Upon completion of the training course, absolutely no time was wasted in putting us in the thick of it. The expectation that we manage the work immediately and without complaint was daunting but satisfying as well. And the feeling when I was first addressed as Nurse Crawley! Oh, Imogen, I wish I could bottle it. To have earned that title and to be asked to live up to it daily. Never has so much been expected of me. My own expectations have been confounded as well. It's all more savage and more cruel than I could've imagined, but I feel useful for the first time in my life, and that must be a good thing. I sincerely hope that this war comes to a swift resolution, but just as sincerely must admit that I can never go back to life before it began. It's funny, when I saw Miss Perry that day we went to the debate at Speakers Corner, she said that becoming a doctor was not the only path to arrive where I wanted to go in life, and only now do I understand what she meant. In fact, I must admit I have put off applying for the medical college for another year. Nursing in aid of the war effort feels much too important to leave at the moment.

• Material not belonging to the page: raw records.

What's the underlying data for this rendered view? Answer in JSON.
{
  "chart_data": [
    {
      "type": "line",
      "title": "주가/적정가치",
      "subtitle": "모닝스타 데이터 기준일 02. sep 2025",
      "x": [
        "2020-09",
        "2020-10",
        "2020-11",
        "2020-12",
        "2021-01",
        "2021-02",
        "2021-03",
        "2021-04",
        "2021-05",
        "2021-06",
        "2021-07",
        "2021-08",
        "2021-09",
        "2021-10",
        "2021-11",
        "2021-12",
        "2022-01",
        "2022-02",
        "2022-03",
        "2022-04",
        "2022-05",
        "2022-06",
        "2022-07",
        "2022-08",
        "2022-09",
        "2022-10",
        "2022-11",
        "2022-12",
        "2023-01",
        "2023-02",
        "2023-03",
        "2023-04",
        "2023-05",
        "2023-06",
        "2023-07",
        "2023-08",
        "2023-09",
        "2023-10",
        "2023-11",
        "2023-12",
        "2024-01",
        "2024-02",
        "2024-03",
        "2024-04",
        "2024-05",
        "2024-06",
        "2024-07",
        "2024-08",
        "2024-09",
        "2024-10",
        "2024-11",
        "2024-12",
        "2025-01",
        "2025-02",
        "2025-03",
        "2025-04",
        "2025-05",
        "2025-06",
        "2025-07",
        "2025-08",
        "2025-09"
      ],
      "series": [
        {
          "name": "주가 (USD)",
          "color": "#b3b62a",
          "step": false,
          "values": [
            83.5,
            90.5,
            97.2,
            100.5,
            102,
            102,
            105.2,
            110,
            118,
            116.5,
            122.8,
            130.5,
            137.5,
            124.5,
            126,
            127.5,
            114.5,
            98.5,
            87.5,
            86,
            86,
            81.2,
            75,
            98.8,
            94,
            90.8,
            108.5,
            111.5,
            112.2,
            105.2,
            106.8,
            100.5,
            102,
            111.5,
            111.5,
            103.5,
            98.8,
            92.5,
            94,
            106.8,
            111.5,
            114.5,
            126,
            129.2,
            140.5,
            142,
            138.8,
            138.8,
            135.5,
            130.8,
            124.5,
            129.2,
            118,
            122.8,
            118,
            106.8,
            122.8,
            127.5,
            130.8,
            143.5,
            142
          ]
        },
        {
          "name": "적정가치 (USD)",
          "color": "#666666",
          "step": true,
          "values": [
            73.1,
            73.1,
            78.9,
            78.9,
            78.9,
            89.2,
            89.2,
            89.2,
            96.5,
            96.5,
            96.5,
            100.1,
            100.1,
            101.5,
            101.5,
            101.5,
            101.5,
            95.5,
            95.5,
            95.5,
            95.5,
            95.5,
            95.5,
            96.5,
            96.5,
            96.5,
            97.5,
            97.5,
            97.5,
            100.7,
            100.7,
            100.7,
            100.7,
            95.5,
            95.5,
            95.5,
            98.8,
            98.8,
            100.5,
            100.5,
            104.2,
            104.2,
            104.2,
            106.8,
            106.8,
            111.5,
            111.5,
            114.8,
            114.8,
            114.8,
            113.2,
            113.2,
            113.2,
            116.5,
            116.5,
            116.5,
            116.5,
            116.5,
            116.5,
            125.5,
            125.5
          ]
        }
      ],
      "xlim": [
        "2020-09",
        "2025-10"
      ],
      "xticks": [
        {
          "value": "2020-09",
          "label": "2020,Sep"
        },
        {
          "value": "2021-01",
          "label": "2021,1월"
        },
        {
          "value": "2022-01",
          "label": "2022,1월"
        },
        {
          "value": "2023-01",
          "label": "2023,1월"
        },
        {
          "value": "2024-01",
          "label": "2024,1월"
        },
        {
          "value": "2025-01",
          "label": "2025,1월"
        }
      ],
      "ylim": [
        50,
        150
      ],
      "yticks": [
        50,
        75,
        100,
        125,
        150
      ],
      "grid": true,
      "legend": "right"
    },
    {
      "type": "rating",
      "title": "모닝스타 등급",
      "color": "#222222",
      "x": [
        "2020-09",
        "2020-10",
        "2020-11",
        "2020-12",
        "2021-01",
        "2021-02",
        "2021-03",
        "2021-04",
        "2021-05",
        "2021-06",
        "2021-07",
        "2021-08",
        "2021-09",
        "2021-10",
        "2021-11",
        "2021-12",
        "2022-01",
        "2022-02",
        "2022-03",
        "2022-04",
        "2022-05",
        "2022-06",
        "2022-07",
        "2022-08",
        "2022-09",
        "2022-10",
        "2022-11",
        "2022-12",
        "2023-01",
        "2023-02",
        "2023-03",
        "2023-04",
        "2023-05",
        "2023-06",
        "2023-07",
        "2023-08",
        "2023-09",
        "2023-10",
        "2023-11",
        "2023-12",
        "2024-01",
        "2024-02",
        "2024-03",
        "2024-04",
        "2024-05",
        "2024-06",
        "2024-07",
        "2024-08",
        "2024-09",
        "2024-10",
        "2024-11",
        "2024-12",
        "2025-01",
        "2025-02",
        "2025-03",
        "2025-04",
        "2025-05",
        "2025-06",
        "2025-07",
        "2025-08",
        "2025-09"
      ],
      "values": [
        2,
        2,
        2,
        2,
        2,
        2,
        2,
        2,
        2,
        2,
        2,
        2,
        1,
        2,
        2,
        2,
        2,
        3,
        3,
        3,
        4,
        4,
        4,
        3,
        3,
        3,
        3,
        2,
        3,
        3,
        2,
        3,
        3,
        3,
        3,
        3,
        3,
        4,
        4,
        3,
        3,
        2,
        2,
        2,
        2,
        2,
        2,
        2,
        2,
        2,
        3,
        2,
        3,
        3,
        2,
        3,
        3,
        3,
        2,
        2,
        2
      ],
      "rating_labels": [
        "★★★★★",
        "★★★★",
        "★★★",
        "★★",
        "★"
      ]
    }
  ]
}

I'll stop going on and on, but before I sign off I'll not forget to mention that Edith is now married! She and Sir Anthony had a lovely ceremony at Downton a fortnight ago and have gone to Scotland to honeymoon at our cousin's invitation. Not so much pomp as Edith might have hoped for under happier circumstances, but despite the gray cloud of war, it was a happy day and she the happiest bride. Sir Anthony distinguished himself in the Army in years past and has been asked to re-enlist, but he has held back at least for now, in deference to Edith's wishes. I hope the best for them and for you, dear friend.
Yours sincerely, with my best wishes,
SPC
November 9, 1914
TELEGRAM
His Lordship Robert Crawley to Mr. George Murray
The Lady Grantham was delivered of a child on the evening of Sunday, November 8, 1914 at six o'clock and twenty-five minutes.
STOP
The child was female.
STOP
The child is healthy as is the mother.
STOP
Dr. Richard Clarkson affirms Lady Grantham will bear no more children.
STOP
A letter is being sent to Mr. Matthew Crawley to confirm his position as heir apparent.